There was nothing much in the Windows event logs, other than a few mystery warnings about WinRM, the CPU and so on. Nothing obvious (to us) about what had caused WinRM to spike, backup failure, permissions problems, nothing.
We did log a call with Microsoft Premier Support, who could not apparently help us with diagnostics after the event, but who wanted us to gather logs while the event was going on. Frankly, we felt that gathering logs when we couldn’t even log onto the box while it was dying was a bit tricky, and I had even more doubts about doing remote logging when WinRM was fully occupied!
But as it happened, we never got a recurrence of the problem, due to the aid of Dr Google.
Identifying the culprit
Just before logging the PSS call, I’d found this TechNet blog on WinRM causing “timeouts or delays”. Nothing about complete system freezes, but it seemed to best reflect our issue. We couldn’t find anything else more specific to our issue. And to add more fun, we were on a short time-frame to remove our legacy DCs to do our domain and forest functional upgrades.
When you install a Windows 2012 R2 (or Windows 2008 SP2 (?) and up) server, it creates a local group, WinRMRemoteWMIUsers_. As the group name implies, if you want to connect to WinRM remotely on the server, you must be a member of this group (Administrators are by default).
Now, what happens to this local group when you promote a domain controller into the (legacy 2003) domain? That’s right, absolutely nothing – the new DC inherits the new BUILTIN user groups. Its own local groups are blown away. In a 2003 domain, there’s no BUILTIN group for WinRMRemoteWMIUsers_ … so the new DC no longer has that group. So – possibly – when the system state backup was taking place (including the registry and AD database), WinRM is being called, the Remote WMI group doesn’t exist, the whole thing fails.
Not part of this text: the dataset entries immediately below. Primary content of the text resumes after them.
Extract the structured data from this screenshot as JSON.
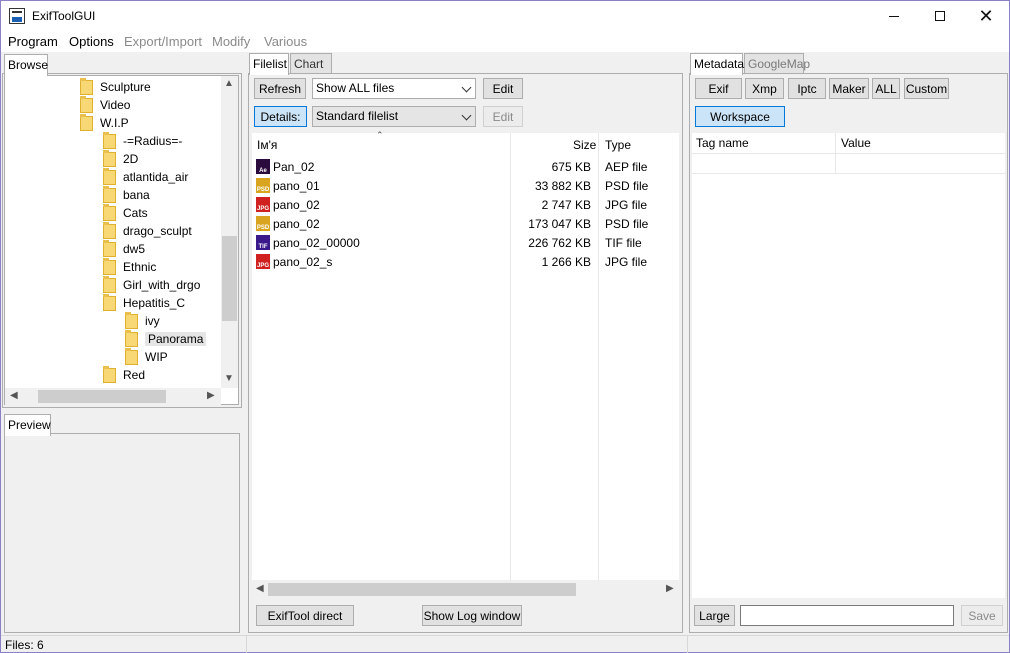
{
  "window": {
    "title": "ExifToolGUI"
  },
  "menu": [
    {
      "label": "Program",
      "enabled": true
    },
    {
      "label": "Options",
      "enabled": true
    },
    {
      "label": "Export/Import",
      "enabled": false
    },
    {
      "label": "Modify",
      "enabled": false
    },
    {
      "label": "Various",
      "enabled": false
    }
  ],
  "left": {
    "browse_tab": "Browse",
    "preview_tab": "Preview",
    "tree": [
      {
        "label": "Sculpture",
        "level": 1
      },
      {
        "label": "Video",
        "level": 1
      },
      {
        "label": "W.I.P",
        "level": 1
      },
      {
        "label": "-=Radius=-",
        "level": 2
      },
      {
        "label": "2D",
        "level": 2
      },
      {
        "label": "atlantida_air",
        "level": 2
      },
      {
        "label": "bana",
        "level": 2
      },
      {
        "label": "Cats",
        "level": 2
      },
      {
        "label": "drago_sculpt",
        "level": 2
      },
      {
        "label": "dw5",
        "level": 2
      },
      {
        "label": "Ethnic",
        "level": 2
      },
      {
        "label": "Girl_with_drgo",
        "level": 2
      },
      {
        "label": "Hepatitis_C",
        "level": 2
      },
      {
        "label": "ivy",
        "level": 3
      },
      {
        "label": "Panorama",
        "level": 3,
        "selected": true
      },
      {
        "label": "WIP",
        "level": 3
      },
      {
        "label": "Red",
        "level": 2
      }
    ]
  },
  "center": {
    "tabs": {
      "filelist": "Filelist",
      "chart": "Chart"
    },
    "refresh_label": "Refresh",
    "filter_value": "Show ALL files",
    "edit_label": "Edit",
    "details_label": "Details:",
    "view_value": "Standard filelist",
    "edit2_label": "Edit",
    "columns": {
      "name": "Ім'я",
      "size": "Size",
      "type": "Type"
    },
    "files": [
      {
        "name": "Pan_02",
        "size": "675 KB",
        "type": "AEP file",
        "icon": "aep-file-icon",
        "icon_text": "Ae",
        "color": "#2b0a3d"
      },
      {
        "name": "pano_01",
        "size": "33 882 KB",
        "type": "PSD file",
        "icon": "psd-file-icon",
        "icon_text": "PSD",
        "color": "#d9a520"
      },
      {
        "name": "pano_02",
        "size": "2 747 KB",
        "type": "JPG file",
        "icon": "jpg-file-icon",
        "icon_text": "JPG",
        "color": "#d02020"
      },
      {
        "name": "pano_02",
        "size": "173 047 KB",
        "type": "PSD file",
        "icon": "psd-file-icon",
        "icon_text": "PSD",
        "color": "#d9a520"
      },
      {
        "name": "pano_02_00000",
        "size": "226 762 KB",
        "type": "TIF file",
        "icon": "tif-file-icon",
        "icon_text": "TIF",
        "color": "#3a1a8a"
      },
      {
        "name": "pano_02_s",
        "size": "1 266 KB",
        "type": "JPG file",
        "icon": "jpg-file-icon",
        "icon_text": "JPG",
        "color": "#d02020"
      }
    ],
    "exiftool_direct_label": "ExifTool direct",
    "show_log_label": "Show Log window"
  },
  "right": {
    "tabs": {
      "metadata": "Metadata",
      "googlemap": "GoogleMap"
    },
    "buttons": [
      "Exif",
      "Xmp",
      "Iptc",
      "Maker",
      "ALL",
      "Custom"
    ],
    "workspace_label": "Workspace",
    "columns": {
      "tag": "Tag name",
      "value": "Value"
    },
    "large_label": "Large",
    "save_label": "Save",
    "value_input": ""
  },
  "status": {
    "text": "Files: 6"
  }
}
Unfortunately, we couldn’t confirm any of this via the logs – there were no permissions failures that we could see, for example. Just the 100% spike within 5 minutes of certain backups commencing. One thing I didn’t check was whether it was the fulls. It was not every backup (thus making it more tricky to troubleshoot).
I simply created a new BUILTIN group in the domain called WinRMRemoteWMIUsers_ – do not forget the two underscores at the end – and the problem entirely went away. Never to be seen again.
We didn’t bother confirming with Microsoft before putting in the group. Or wait for another server to fail before trying the logging in the Technet article (or the logs PSS subsequently suggested). Fortunately, it worked first time.
I meanly left the PSS case open with Microsoft for another 2 weeks in case we had a recurrence – and some correspondence to see if we could confirm that as the root cause (no), and whether we’d taken the right action for the symptoms (yes).
According to the article, LSASS might also cause these issues, which would make sense from a DC point of view. But what we saw was the WinRM.